Saving President Bush's Social Security Proposal

President Bush today was at my alma mater, Notre Dame, trying to win support for his Social Security plan, which appears to be in serious trouble with top Republicans such as Senate Majority Leader Bill Frist, wanting to put off a vote on the President's plan until 2006. One of the significant difficulties President Bush's plan has is that it would potentially cost trillions of dollars in transition costs to partly privatize Social Security. I would love to have the opportunity to invest part of my Social Security taxes in a private account, but I worry that the short-term transition costs are going to run government deficits so high that it puts a downward pressure on the dollar and causes a recession. This is an issue that President Bush has to deal with, especially when Social Security is not going to start losing money for at least 10 to 15 years and he is not going to be able to sell this as a "crisis".

So how does President Bush pay the trillions of dollars in transition costs for Social Security without running the economy into a recession?
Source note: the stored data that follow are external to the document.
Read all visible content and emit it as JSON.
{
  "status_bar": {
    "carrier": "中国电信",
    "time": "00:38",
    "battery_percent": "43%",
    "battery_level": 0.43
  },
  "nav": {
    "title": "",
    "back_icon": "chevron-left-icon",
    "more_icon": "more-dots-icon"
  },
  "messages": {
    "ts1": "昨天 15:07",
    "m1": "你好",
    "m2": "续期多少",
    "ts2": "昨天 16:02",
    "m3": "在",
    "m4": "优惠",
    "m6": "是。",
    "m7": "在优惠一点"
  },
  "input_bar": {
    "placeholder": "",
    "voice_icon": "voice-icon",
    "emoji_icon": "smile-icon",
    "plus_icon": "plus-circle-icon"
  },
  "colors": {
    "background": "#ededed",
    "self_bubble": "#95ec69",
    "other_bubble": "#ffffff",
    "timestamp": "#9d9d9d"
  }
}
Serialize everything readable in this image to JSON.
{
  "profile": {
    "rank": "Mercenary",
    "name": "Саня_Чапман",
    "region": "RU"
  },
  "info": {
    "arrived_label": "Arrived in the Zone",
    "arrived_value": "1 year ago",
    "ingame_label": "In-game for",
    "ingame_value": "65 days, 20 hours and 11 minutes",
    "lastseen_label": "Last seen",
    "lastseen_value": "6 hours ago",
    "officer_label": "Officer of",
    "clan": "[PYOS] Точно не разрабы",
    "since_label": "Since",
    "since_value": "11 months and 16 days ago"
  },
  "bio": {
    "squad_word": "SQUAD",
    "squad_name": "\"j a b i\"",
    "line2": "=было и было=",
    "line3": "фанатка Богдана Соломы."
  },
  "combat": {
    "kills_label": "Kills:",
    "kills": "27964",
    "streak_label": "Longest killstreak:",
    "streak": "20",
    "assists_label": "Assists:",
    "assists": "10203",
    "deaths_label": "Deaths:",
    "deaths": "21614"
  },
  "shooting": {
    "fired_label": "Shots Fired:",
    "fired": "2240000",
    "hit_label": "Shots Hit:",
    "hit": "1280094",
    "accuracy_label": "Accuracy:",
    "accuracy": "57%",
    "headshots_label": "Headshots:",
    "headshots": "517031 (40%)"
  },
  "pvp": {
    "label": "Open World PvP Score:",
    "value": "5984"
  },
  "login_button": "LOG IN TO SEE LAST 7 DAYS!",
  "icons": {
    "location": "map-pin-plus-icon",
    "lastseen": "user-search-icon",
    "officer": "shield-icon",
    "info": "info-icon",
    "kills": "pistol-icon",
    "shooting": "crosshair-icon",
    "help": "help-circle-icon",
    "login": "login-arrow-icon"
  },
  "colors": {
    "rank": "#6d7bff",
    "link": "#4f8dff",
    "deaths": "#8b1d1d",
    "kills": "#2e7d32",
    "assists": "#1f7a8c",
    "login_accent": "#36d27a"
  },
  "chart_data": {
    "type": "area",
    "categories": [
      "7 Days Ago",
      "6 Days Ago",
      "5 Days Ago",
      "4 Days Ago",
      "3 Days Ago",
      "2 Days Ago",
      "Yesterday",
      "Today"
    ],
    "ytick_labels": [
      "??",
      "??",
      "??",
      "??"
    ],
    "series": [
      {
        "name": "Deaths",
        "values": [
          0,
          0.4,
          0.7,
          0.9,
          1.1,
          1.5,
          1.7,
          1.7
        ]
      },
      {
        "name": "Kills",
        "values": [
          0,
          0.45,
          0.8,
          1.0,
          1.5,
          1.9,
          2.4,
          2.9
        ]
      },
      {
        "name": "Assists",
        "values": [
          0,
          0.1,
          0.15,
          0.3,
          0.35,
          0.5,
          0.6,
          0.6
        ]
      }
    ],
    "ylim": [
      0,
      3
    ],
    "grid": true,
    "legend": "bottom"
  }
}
Answer: Raise the cap at which Social Security taxes is collected. This idea has been floated around by President Bush as an alternative to his privatization plan, but it has caused great wailing amongst several conservatives such as Larry Kudlow, who believe that raising the cap would hurt job growth. It's true that raising the cap with the current Social Security tax system would increase the cost of labor for an employer since the employer matches their employee's Social Security tax contribution.

However, with a little creativity, that problem can be eliminated and the cap can be raised without wrinkling the feathers of too many Republicans. To prevent the problem of raising the cost of labor, employer's contribution would be $0 after $90,000. Then in raising the cap, the cap should be set at $200,000 (this number could be potentially higher or lower depending on how the math works out), with any income between $90,000 and $200,000 being taxed at the rate of 5% for Social Security with anything above $200,000 not being taxed for Social Security. This rate would lower than the current rate of 6.2% employees contribute to Social Security for the first $90,000. In addition, there would be a sunset provision for this tax to expire in ten to fifteen years in order to win the support of jittery Republicans worried about passing a tax increase. The increase in the cap would bring in the sufficient funds to pay for the transition costs of privatizing Social Security. In addition, the cap increase should have the support of most Americans, especially when considering that most Americans make less than $90,000 and have all their income subjected to the Social Security tax, not just a part of it.

Once President Bush has a way to pay for the transition costs of Social Security, the other current problems with his proposal become more manageable. The plan will seem less risky, making it easier to sell Americans on the plan and significantly undercut one of the Democrats talking points on the issue. There might be other ways to pay for the transition costs, but it is an issue that President Bush must figure out quickly if his plan is to have a prayer of passing.